The Verve's 'Urban Hymns' turns 20 in September. Heralding a very active period for the band alongside their equally prolific peers, Blur and Oasis. Somehow though, The Verve’s slightly darker work stood apart from their contemporaries in the Britpop music playground of the '90s. Oasis, Blur and Pulp all had a British sense of humour, of one form or another, that ran as a sort of subtext in everything they did, whereas The Verve had a much more introspective and sometimes melancholic approach to their songwriting.
Despite their leaning towards what could be seen as less marketable subject matter, The Verve's 'Urban Hymns' spent a total of 12 weeks at the top of the UK album chart. Two decades on, we take a look at some of the lyrics that fuelled Richard Ashcroft and co to commercial success.
‘The Drugs Don’t Work’
Now the drugs don't work
They just make you worse
But I know I'll see your face again
Tapping into the nation's mood in the later quarter of 1997, and undeniably one of the darkest lyrics to enter the UK singles chart at number one. The song's subject matter reportedly refers to Richard Ashcroft's own drug habits. With its bleak yet brave simile "Like a cat in a bag, waiting to drown, This time I'm comin' down", its lyrics read like an old American blues standard, miles away from the stereotypical Britpop format.
‘This Is Music’
I stand accused just like you
For being born without a silver spoon
Taken from Urban Hymn's preceding album 'A Northern Soul', 'This Is Music' manages to convey isolation, rejection and inequality without getting into the specifics of the song's hypothetical protagonist. The song wraps up with its assertion that music is the saviour and cure for all, "Jesus never saved me, He'll never save you too, and you know!, I've got a little sticker on the back of my boot, This is music."
Don't dream away your life 'Cause it is mine
Is that a crime this life is mine
Another great from 'A Northern Soul'. With its sweeping strings 'History' opens by setting the scene against a back drop of old Thames before explaining "I've got to tell you my tale, Of how I loved and how I failed, I hope you understand". The song becomes more and more complex towards its doomed romantic conclusion.

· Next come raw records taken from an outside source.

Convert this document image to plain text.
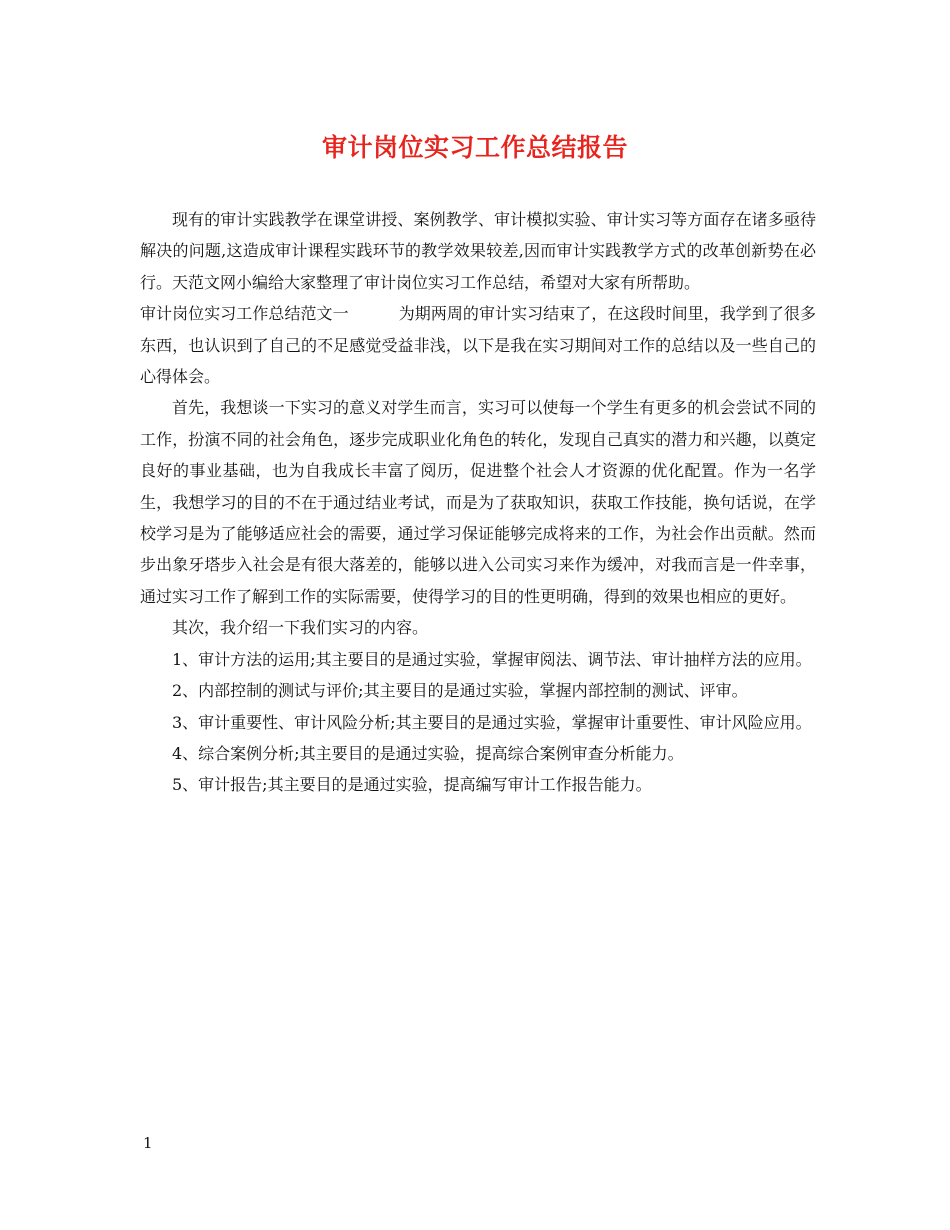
审计岗位实习工作总结报告

现有的审计实践教学在课堂讲授、案例教学、审计模拟实验、审计实习等方面存在诸多亟待解决的问题,这造成审计课程实践环节的教学效果较差,因而审计实践教学方式的改革创新势在必行。天范文网小编给大家整理了审计岗位实习工作总结，希望对大家有所帮助。

审计岗位实习工作总结范文一	为期两周的审计实习结束了，在这段时间里，我学到了很多东西，也认识到了自己的不足感觉受益非浅，以下是我在实习期间对工作的总结以及一些自己的心得体会。

首先，我想谈一下实习的意义对学生而言，实习可以使每一个学生有更多的机会尝试不同的工作，扮演不同的社会角色，逐步完成职业化角色的转化，发现自己真实的潜力和兴趣，以奠定良好的事业基础，也为自我成长丰富了阅历，促进整个社会人才资源的优化配置。作为一名学生，我想学习的目的不在于通过结业考试，而是为了获取知识，获取工作技能，换句话说，在学校学习是为了能够适应社会的需要，通过学习保证能够完成将来的工作，为社会作出贡献。然而步出象牙塔步入社会是有很大落差的，能够以进入公司实习来作为缓冲，对我而言是一件幸事，通过实习工作了解到工作的实际需要，使得学习的目的性更明确，得到的效果也相应的更好。

其次，我介绍一下我们实习的内容。

1、审计方法的运用;其主要目的是通过实验，掌握审阅法、调节法、审计抽样方法的应用。

2、内部控制的测试与评价;其主要目的是通过实验，掌握内部控制的测试、评审。

3、审计重要性、审计风险分析;其主要目的是通过实验，掌握审计重要性、审计风险应用。

4、综合案例分析;其主要目的是通过实验，提高综合案例审查分析能力。

5、审计报告;其主要目的是通过实验，提高编写审计工作报告能力。

1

How many corners do I have to turn
How many times do I have to learn
All the love I have is in my mind?
Urban Hymns' 'Lucky Man' has a more positive message of self-worth, taking account of things to be grateful for, not least its repeated acknowledgement of personal liberty. "Gotta love that'll never die, No, no, I'm a lucky man".
‘Bitter Sweet Symphony’
Well I never pray
But tonight I'm on my knees yeah
I need to hear some sounds that recognise the pain in me, yeah
I let the melody shine, let it cleanse my mind, I feel free now
But the airways are clean and there's nobody singing to me now
The Urban Hymn that catapulted The Verve into mainstream commercial success and paved the way for 'The Drugs Don't Work', but opening up a messy series of royalty claims in the process with its sampled strings. An ode to the hopeless sufferings of modern life, "Trying to make ends meet, you're a slave to the money then you die."
Despite being regarded, twenty years on, as one of the biggest and most defining songs of the Britpop era, Ashcroft's lyrics again show more lineage to the blues as opposed to the poppier references frequently cited by their Britpop contemporaries.
Richard Ashcroft's songs with The Verve provided a serious alternative to the bouncy sometimes laddish Britpop tropes that ultimately brought the era to an end, delivered with an irreverent swagger that bore a resemblance to a young Mick Jagger. In a landscape where Oasis were playing the part of The Beatles, The Verve perhaps occupied the role of The Stones.
Two decades after its release 'Urban Hymns' remains, as its title suggests, a collection of anthems for the disillusioned, providing musical solace to its followers, with its recurrent affirmations and honest expressions of feelings of futility.